Updated: Thursday, September 25, 2014, 10:31 PM
Unlike so many of Philadelphia's polar-vortex-ravaged streets, the stretch of 22d between Spring Garden Street and Fairmount Avenue is as smooth and dark as a chocolate bar. It was repaved in August, and yet no white lines ruffle its silky surface. The way things are going, there won't be any for a long time.
Perhaps if the Streets Department had simply presented the roadwork as an effort to calm traffic, reduce crashes, and make the street safer for pedestrians, those stripes and glyphs would have been painted on long ago. Instead, the department's traffic engineers made the mistake of mentioning the B-word - as in bike lane - and now the worthy improvement project is ensnared in the web of City Council politics.
Leading the charge is Councilman William K. Greenlee, an at-large representative who lives in Fairmount. Although he says he's not anti-bike, he asserts that putting a bike lane on this part of 22d Street will slow automobile traffic and cause "serious backups."
His solution? Eliminate the bike lane, and devote it to cars.
Caught off-guard by his demand for more automobile capacity - most neighborhoods want less - the Streets Department has responded by delaying the striping until a consensus can be reached.
In the scheme of the city's entire bike network, this segment isn't particularly long, just seven blocks. But the stalemate has consequences that go beyond the Spring Garden neighborhood. Greenlee's action marks the first time a Council member has invoked the powers of a 2012 bill giving legislators final say over new segments of the bike network.

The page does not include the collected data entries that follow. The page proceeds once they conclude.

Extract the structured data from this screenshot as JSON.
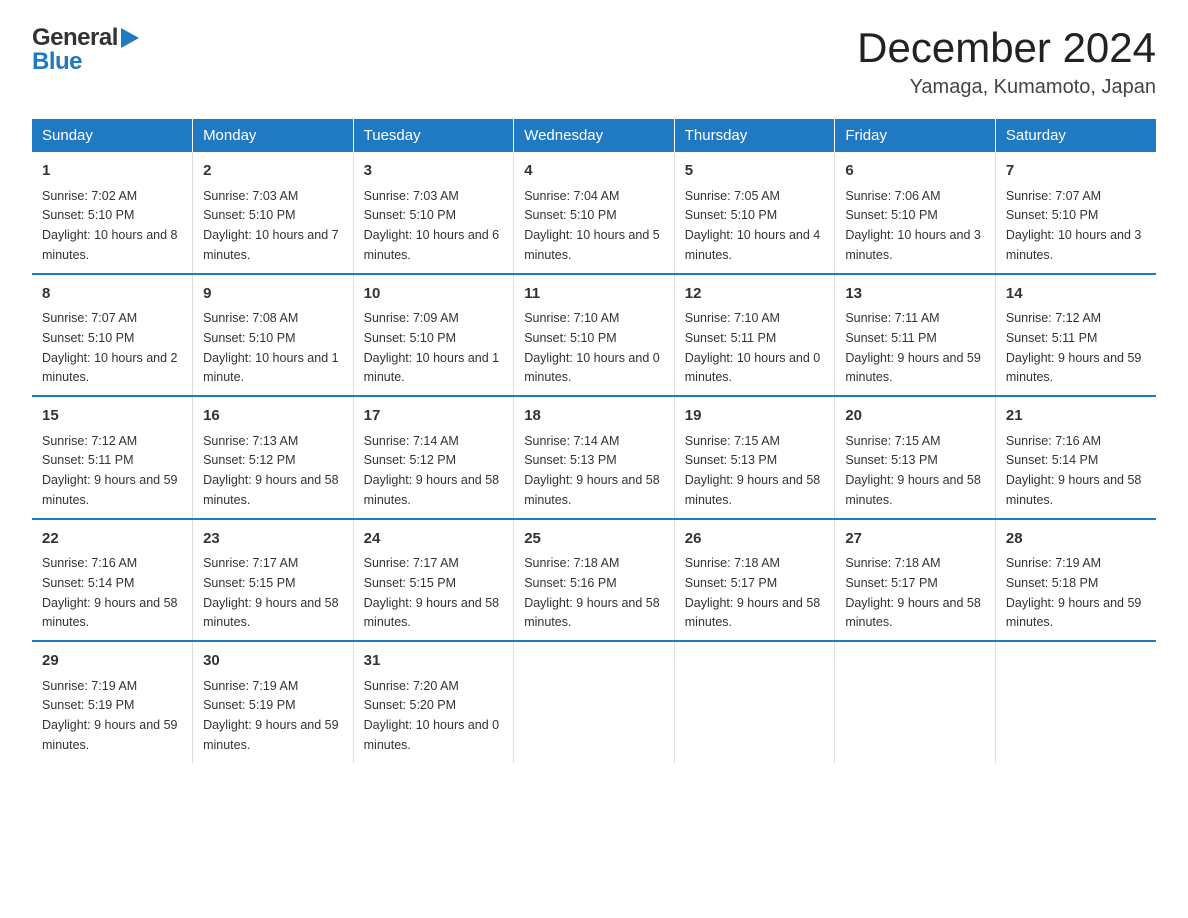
{
  "header": {
    "title": "December 2024",
    "subtitle": "Yamaga, Kumamoto, Japan"
  },
  "logo": {
    "general": "General",
    "blue": "Blue"
  },
  "columns": [
    "Sunday",
    "Monday",
    "Tuesday",
    "Wednesday",
    "Thursday",
    "Friday",
    "Saturday"
  ],
  "weeks": [
    [
      {
        "day": "1",
        "sunrise": "7:02 AM",
        "sunset": "5:10 PM",
        "daylight": "10 hours and 8 minutes."
      },
      {
        "day": "2",
        "sunrise": "7:03 AM",
        "sunset": "5:10 PM",
        "daylight": "10 hours and 7 minutes."
      },
      {
        "day": "3",
        "sunrise": "7:03 AM",
        "sunset": "5:10 PM",
        "daylight": "10 hours and 6 minutes."
      },
      {
        "day": "4",
        "sunrise": "7:04 AM",
        "sunset": "5:10 PM",
        "daylight": "10 hours and 5 minutes."
      },
      {
        "day": "5",
        "sunrise": "7:05 AM",
        "sunset": "5:10 PM",
        "daylight": "10 hours and 4 minutes."
      },
      {
        "day": "6",
        "sunrise": "7:06 AM",
        "sunset": "5:10 PM",
        "daylight": "10 hours and 3 minutes."
      },
      {
        "day": "7",
        "sunrise": "7:07 AM",
        "sunset": "5:10 PM",
        "daylight": "10 hours and 3 minutes."
      }
    ],
    [
      {
        "day": "8",
        "sunrise": "7:07 AM",
        "sunset": "5:10 PM",
        "daylight": "10 hours and 2 minutes."
      },
      {
        "day": "9",
        "sunrise": "7:08 AM",
        "sunset": "5:10 PM",
        "daylight": "10 hours and 1 minute."
      },
      {
        "day": "10",
        "sunrise": "7:09 AM",
        "sunset": "5:10 PM",
        "daylight": "10 hours and 1 minute."
      },
      {
        "day": "11",
        "sunrise": "7:10 AM",
        "sunset": "5:10 PM",
        "daylight": "10 hours and 0 minutes."
      },
      {
        "day": "12",
        "sunrise": "7:10 AM",
        "sunset": "5:11 PM",
        "daylight": "10 hours and 0 minutes."
      },
      {
        "day": "13",
        "sunrise": "7:11 AM",
        "sunset": "5:11 PM",
        "daylight": "9 hours and 59 minutes."
      },
      {
        "day": "14",
        "sunrise": "7:12 AM",
        "sunset": "5:11 PM",
        "daylight": "9 hours and 59 minutes."
      }
    ],
    [
      {
        "day": "15",
        "sunrise": "7:12 AM",
        "sunset": "5:11 PM",
        "daylight": "9 hours and 59 minutes."
      },
      {
        "day": "16",
        "sunrise": "7:13 AM",
        "sunset": "5:12 PM",
        "daylight": "9 hours and 58 minutes."
      },
      {
        "day": "17",
        "sunrise": "7:14 AM",
        "sunset": "5:12 PM",
        "daylight": "9 hours and 58 minutes."
      },
      {
        "day": "18",
        "sunrise": "7:14 AM",
        "sunset": "5:13 PM",
        "daylight": "9 hours and 58 minutes."
      },
      {
        "day": "19",
        "sunrise": "7:15 AM",
        "sunset": "5:13 PM",
        "daylight": "9 hours and 58 minutes."
      },
      {
        "day": "20",
        "sunrise": "7:15 AM",
        "sunset": "5:13 PM",
        "daylight": "9 hours and 58 minutes."
      },
      {
        "day": "21",
        "sunrise": "7:16 AM",
        "sunset": "5:14 PM",
        "daylight": "9 hours and 58 minutes."
      }
    ],
    [
      {
        "day": "22",
        "sunrise": "7:16 AM",
        "sunset": "5:14 PM",
        "daylight": "9 hours and 58 minutes."
      },
      {
        "day": "23",
        "sunrise": "7:17 AM",
        "sunset": "5:15 PM",
        "daylight": "9 hours and 58 minutes."
      },
      {
        "day": "24",
        "sunrise": "7:17 AM",
        "sunset": "5:15 PM",
        "daylight": "9 hours and 58 minutes."
      },
      {
        "day": "25",
        "sunrise": "7:18 AM",
        "sunset": "5:16 PM",
        "daylight": "9 hours and 58 minutes."
      },
      {
        "day": "26",
        "sunrise": "7:18 AM",
        "sunset": "5:17 PM",
        "daylight": "9 hours and 58 minutes."
      },
      {
        "day": "27",
        "sunrise": "7:18 AM",
        "sunset": "5:17 PM",
        "daylight": "9 hours and 58 minutes."
      },
      {
        "day": "28",
        "sunrise": "7:19 AM",
        "sunset": "5:18 PM",
        "daylight": "9 hours and 59 minutes."
      }
    ],
    [
      {
        "day": "29",
        "sunrise": "7:19 AM",
        "sunset": "5:19 PM",
        "daylight": "9 hours and 59 minutes."
      },
      {
        "day": "30",
        "sunrise": "7:19 AM",
        "sunset": "5:19 PM",
        "daylight": "9 hours and 59 minutes."
      },
      {
        "day": "31",
        "sunrise": "7:20 AM",
        "sunset": "5:20 PM",
        "daylight": "10 hours and 0 minutes."
      },
      null,
      null,
      null,
      null
    ]
  ]
}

That bill was Greenlee's baby. If he can torpedo this small piece of the bike network, think what Council can accomplish collectively. Even though the neighborhood is part of Council President Darrell L. Clarke's district, he has yet to say where he stands.
All this is a real concern because Mayor Nutter - derided as "Mayor Bike Lane" by some Council members - isn't going to be in office much longer. Who knows whether his successor will continue to support his progressive, "complete streets" policies, which ensure that roads are designed to accommodate all users equitably - motorists, bicyclists, pedestrians.
For years, traffic engineering was all about satisfying the motorist. The goal was to move cars quickly and efficiently, even when doing so meant ravaging urban neighborhoods. But the profession has finally started to come around, and city streets are now being designed to give pedestrians and cyclists their fair share of territory.
Under Nutter, Philadelphia has been at the forefront of the approach, expanding the bike network and looking for ways to improve pedestrian conditions. As a result, urban cycling has exploded. Nearly 14,000 residents now commute by bike at least three days a week, up from 11,000 in 2006, according to city officials. Yet strangely, the more popular cycling becomes, the more it's demonized.
What opponents don't understand is that bike lanes can be a tool to make conditions better for all users. By clearly delineating space for cars and bikes, all players know their place. On Spruce and Pine Streets, which were turned into major bike corridors under Nutter, accidents have fallen by 30 percent, says Andrew Stober, who runs the Mayor's Office of Transportation and Utilities.
The explanation for the drop is simple. The two streets have been reduced to one car lane each, forcing motorists to drive more slowly. Cyclists feel safer, too, so they're less likely to ride on the sidewalk. That increases the chances that pedestrians will have the space all to themselves.
It was that kind of thinking that informed the redesign of 22d Street, according to Streets Commissioner David Perri. Because the stretch between Spring Garden and Fairmount is unusually wide for a residential street, many drivers, including Greenlee, assumed it was a two-lane road. They would reflexively step on the gas. When buses would stop for a passenger, they often tried to scoot around. Such behavior is incredibly dangerous for pedestrians.
Perri's solution was to put 22d Street on a "road diet," engineer-speak for traffic calming. The plan was to clearly stripe the stretch as one lane, then use the leftover space on the right-hand side for a bike lane.
Installing the lane also was meant to fill a significant gap in the bicycle network, because a bike lane already exists on 22d Street south of Spring Garden. As the only northbound bike lane on the west side of Center City, it's a major travel route. Building the missing link would have the added benefit of creating a dedicated route between the east-west bike corridors on Spring Garden and Fairmount Avenue.
Even though he's designated himself as neighborhood traffic planner, Greenlee doesn't seem to understand the theory behind the 22d Street traffic calming. "I don't know if I'm right or wrong, but that's the opinion I gave to the Streets Department."
He worries the striping plan also will cause havoc for the two bus lines - the 48 and 7 - that use the street. He forgets that they rarely encounter problems when they rumble south on 23d Street, which already is one lane in the Spring Garden neighborhood.
Perri does have a way out of the mess. He suggests a trial run using traffic cones to mark the dividing line between cars and bikes. A public meeting would also help educate residents about the plan.
Until then, Greenlee's objections leave the neighborhood in limbo. With no markings, 22d Street will remain a free-for-all until further notice. Pedestrians and cyclists, beware.